MUSTAFA DÜZGÜN
Yunus Emre, Pir Sultan Abdal, İmadettin Nesimi gibi şair ve ozanlar, yaşadıkları tarihsel dönemin, toplumsal yaşamın sorun ve duyarlıklarını yoğun olduğu kadar çözümleyici, yol gösterici bir bilinçle yorumlayıp sunarlar. Halk, dertlerini, özlemini duyduğu dünya ve toplumun nasıl olması gerektiğini onlar da bulur, onlardan öğrenir. Onlarla oturup kalkar, onlarla coşup duygulanır. Aydınlanır, onların etkisiyle yön ve yol yolak bulur. Aşık Mahsuni Şerif de, işte bu ozanlar geleneğimizin 1960’lı yılların dönüşüm ve atılım sancıların yaşandığı çok yönlü ve karmaşık koşulların ozanıdır.

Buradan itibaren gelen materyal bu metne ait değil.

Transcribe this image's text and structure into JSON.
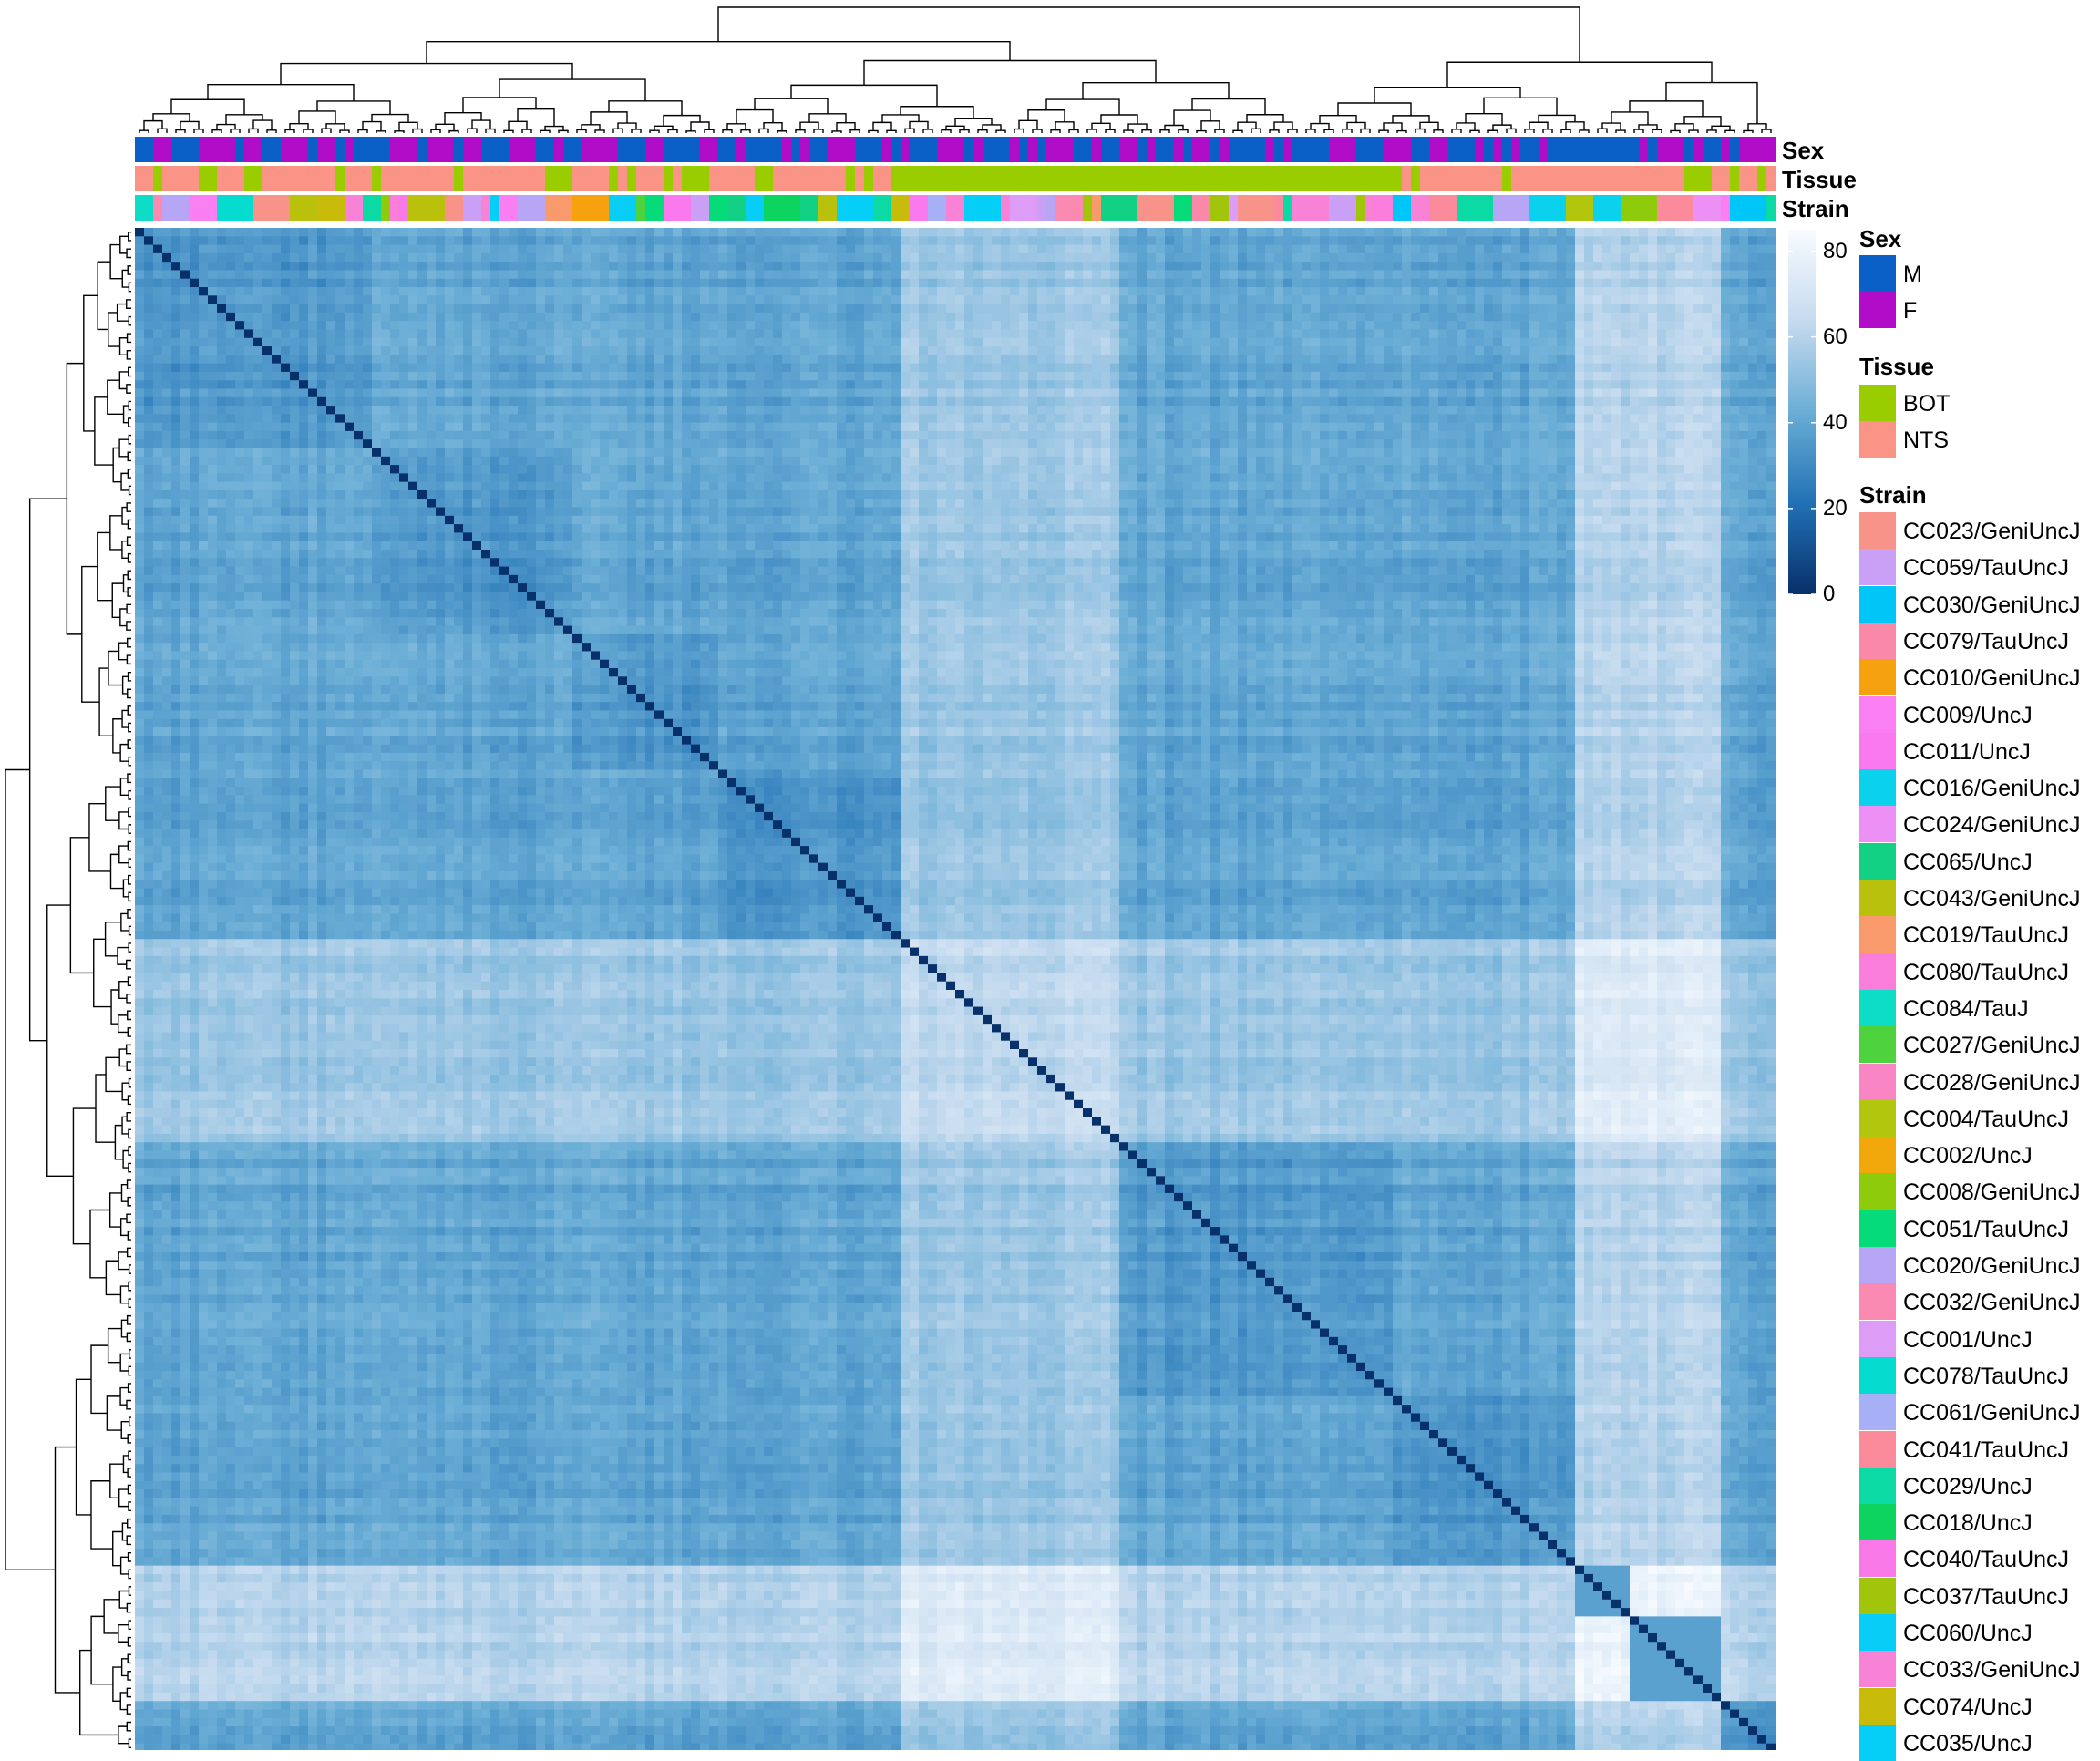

Onun ölümünün üzerinden henüz bir yıl gibi kısa sayılan bir süre geçmişken, halkın çeşitli kesimlerinin, öncelikle de sanatçı ve aydınlarımızın, ona bu denli sıcak ve saygın bir ilgiyle sahip çıkmaları hiç kuşkusuz son derece kıvanç verici bir durumdur. Çeşitli Medya birimlerinde, yayın ve konuşmalarda sık sık anıldığına, farklı yorum ve değerlendirmelerin yapıldığına mutlulukla tanık olmaktayız. Ortaya çıkan yaklaşımların tutarlı ya da tutarsız olması bir yana, ona sahip çıkılması, onun yaşatılması daha da önemli bizce. Nasıl olsa bu süreç işleyecek, yakın bir gelecekte o da hakkı olan yeri, konumu ve değeri bulacaktır.
Kimileri onu dar-milliyetçi duyarlıklarla, kimileri siyasal ve ideolojik nitelemelerle, kimileri de sadece bir Alevi inananı olarak onu değerlendirmeye çalışmakta. Bütünsel ve objektif bir bakış yerine, onu, çok defa kendi motivasyon ve yeğlemelerinin etkisinde kalarak onu, arzu ettiği bir yere koyup görmek istemekte. Özcesi herkes kendi Mahsuni’sini kurgulamakta, onu kendi gönlündeki yere oturtma çabasında. Ne ki birer birer bunlardan hiçbiri Mahsuni’yi tamı tamına olması gereken yere oturtmaya, onun tarihsel ve toplumsal yerini, sanat ve kavgasını belirlemeye yetmemektedir.
Konunun çok iyi bir biçimde araştırılıp incelenmesi gerek. Bunun için de henüz zaman erken. Önemli olan herkesin, hepimizin ona sahip çıkması, onu yaşatmaya çalışması. Yoksa Alevi ozanlar geleneği nasıl sürer, aydınlanma, ilerleme ve çağdaşlık süreği nasıl yürür!
Ölümünün birinci yılında O’nu saygıyla anıyoruz.